Bio - Leandra Lambert
Nasci nos anos 70 em uma família com gente de longos cabelos, calças boca de sino e vinis de Jimi Hendrix, Rolling Stones, Funkadelic, Tim Maia e disco music. Ainda em fraldas, já gostava de cantar, "tocar" e inventar histórias. Cresci nos anos 80, subindo em mangueiras e jogando videogame, ouvindo cafonices e pós-punk, escrevendo poeminhas que agradavam às professoras e versões impublicáveis dos insuportáveis hinos que éramos obrigados a cantar no colégio de freiras. Em 88 me aventurei no Crepúsculo de Cubatão, com muita maquiagem para disfarçar a pouca idade. Nos anos 90, as primeiras bandas/projetos, faculdade de cinema e uma infinidade de noites malditas abençoadas por Baco, especialmente ao som de coisas como Kraftwerk, Ministry, Sonic Youth, Sisters of Mercy, Massive Attack, Portishead, Underworld, The Orb, Orbital, The Future Sound of London, electrofunk, jungle, Aphex Twin, Einstürzende Neubauten. Nos 00s, música de todos os tipos e procedências, a retomada da produção de imagens, os rituais com As 4 Marias e o início de outros caminhos independentes com o Voz del Fuego - além de mais uma enxurrada de derivas noturnas e diurnas. Em 2010, o início do mestrado em Arte na UERJ e vários projetos, processos e renovações em curso.
A busca dionisíaca de uma poética. Brincar com sons, palavras, imagens, movimentos, situações, silêncios. Territórios que se cruzam, fronteiras cada vez mais manchadas. Música, texto, cinema, performance, arte sonora, a vida nossa de cada dia - tudo vem de uma mesma fonte, desejo, procura.

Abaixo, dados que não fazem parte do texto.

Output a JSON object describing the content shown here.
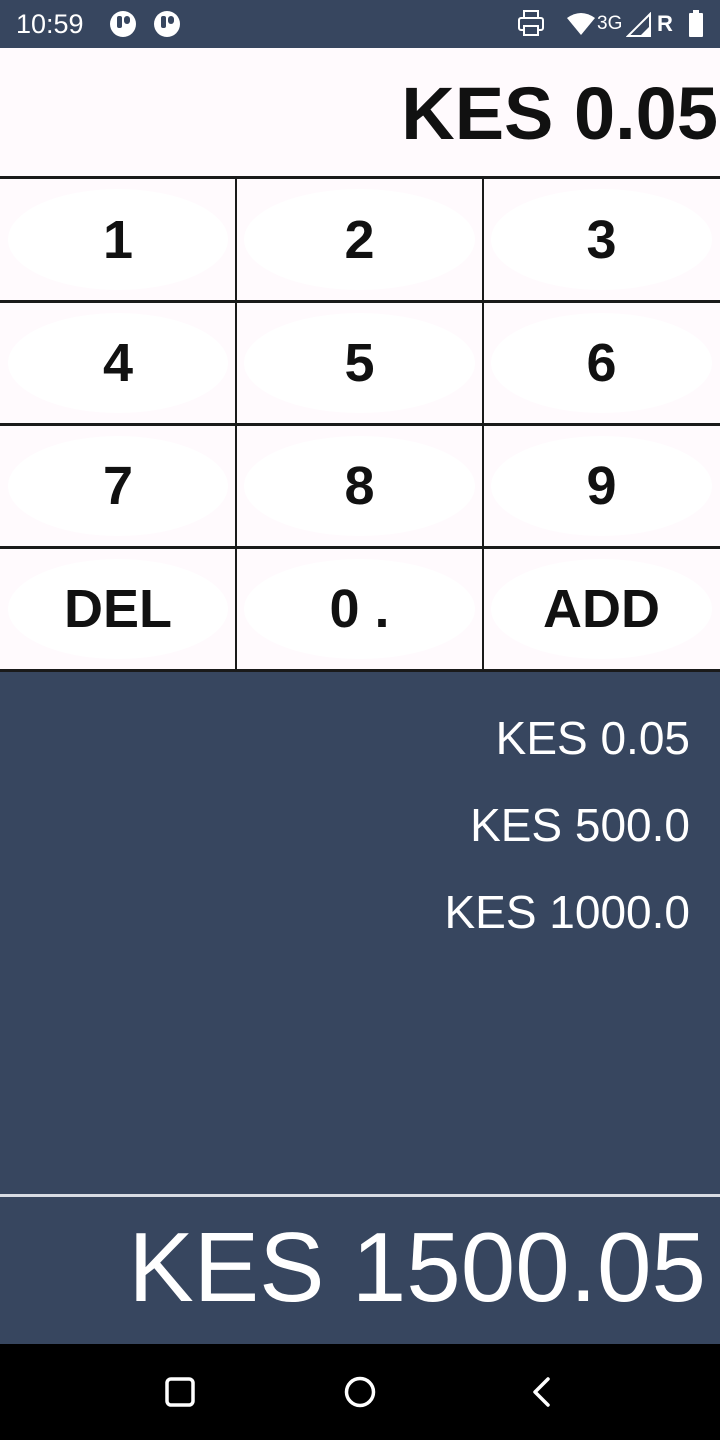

Escrevo, canto e produzo música através de processos peculiares desde o início dos anos 90, tendo criado o inhumanoids!, grupo mutável que se destacou no underground. No início dos 00s criei o Voz del Fuego e participei do extinto Efeito Coletivo, que agregou músicos e produtores em torno de lives e programas de rádio (AM/online). No final da década ingressei em vários projetos paralelos, como o Dziga Vertov, de livre improvisação, e o Skygirls, do inclassificável Rogério Skylab. Sempre brinquei com as fronteiras entre pop e experimental, eletrônico e orgânico.
Ainda nos anos 90 passei em primeiro lugar para pintura na Escola de Belas Artes da UFRJ, mas não prossegui - em parte por conta de um trote horrível. Optei por me formar em Cinema/Comunicação pela UFF. Participei da equipe de arte e tenho uma música na trilha sonora de "Conceição - Autor Bom é Autor Morto", primeiro longa-metragem universitário filmado no Brasil. Dirigi o curta "Ter Sentido" e o documentário "A Obscena Senhora Silêncio", ambos a serem lançados em 2010 e frutos da monografia "O Verbo, o Ganido e o Delírio", sobre a obra da escritora Hilda Hilst, na época elogiada pela própria e com recomendação de publicação pela banca. De 1999 a 2003 fiz parte do grupo "As 4 Marias", concebido e criado por Thais Pavão, que esporadicamente realizava rituais que incluíam performances, música, textos, instalações, telas, fotografia.
Há algum tempo tenho projetos que não se inserem muito bem em nenhum desses campos e comecei a experimentar com o que vem sendo chamado de Sound Art, tendo papel importante um curso realizado na Escola de Artes Visuais do Parque Lage em 2009, com Franz Manata e Saulo Laudares. Neste território, nem sempre faço uso da tecnologia eletrônica ou mesmo da emissão de sons: busco provocar o inconsciente, a percepção e a imaginação, evocar a memória afetiva, sugerir participações, pequenas transformações e a criação de paisagens sonoras e ambiências oníricas e/ou críticas através de textos, instruções, objetos, imagens e situações. Participei do workshop de projetos com Antoní Muntadas na UERJ e da oficina "O Som ao Ar Livre" com Marssares, dentro do "Entreouvidos no Parque", realizado por Lilian Zaremba na EAV.
Em 2010 ingressei no Mestrado em Arte e Cultura Contemporânea da UERJ, linha de pesquisa Processos Artísticos Contemporâneos, sob orientação da artista plástica e Profa. Dra. Leila Danziger. Também faço parte do grupo de pesquisa Arquivar, coordenado pelo Prof. Dr. Luiz Cláudio da Costa.
Projetos em processo: "Cidade Apagada", "Atlântica" e "O Livro da Vida"(título provisório).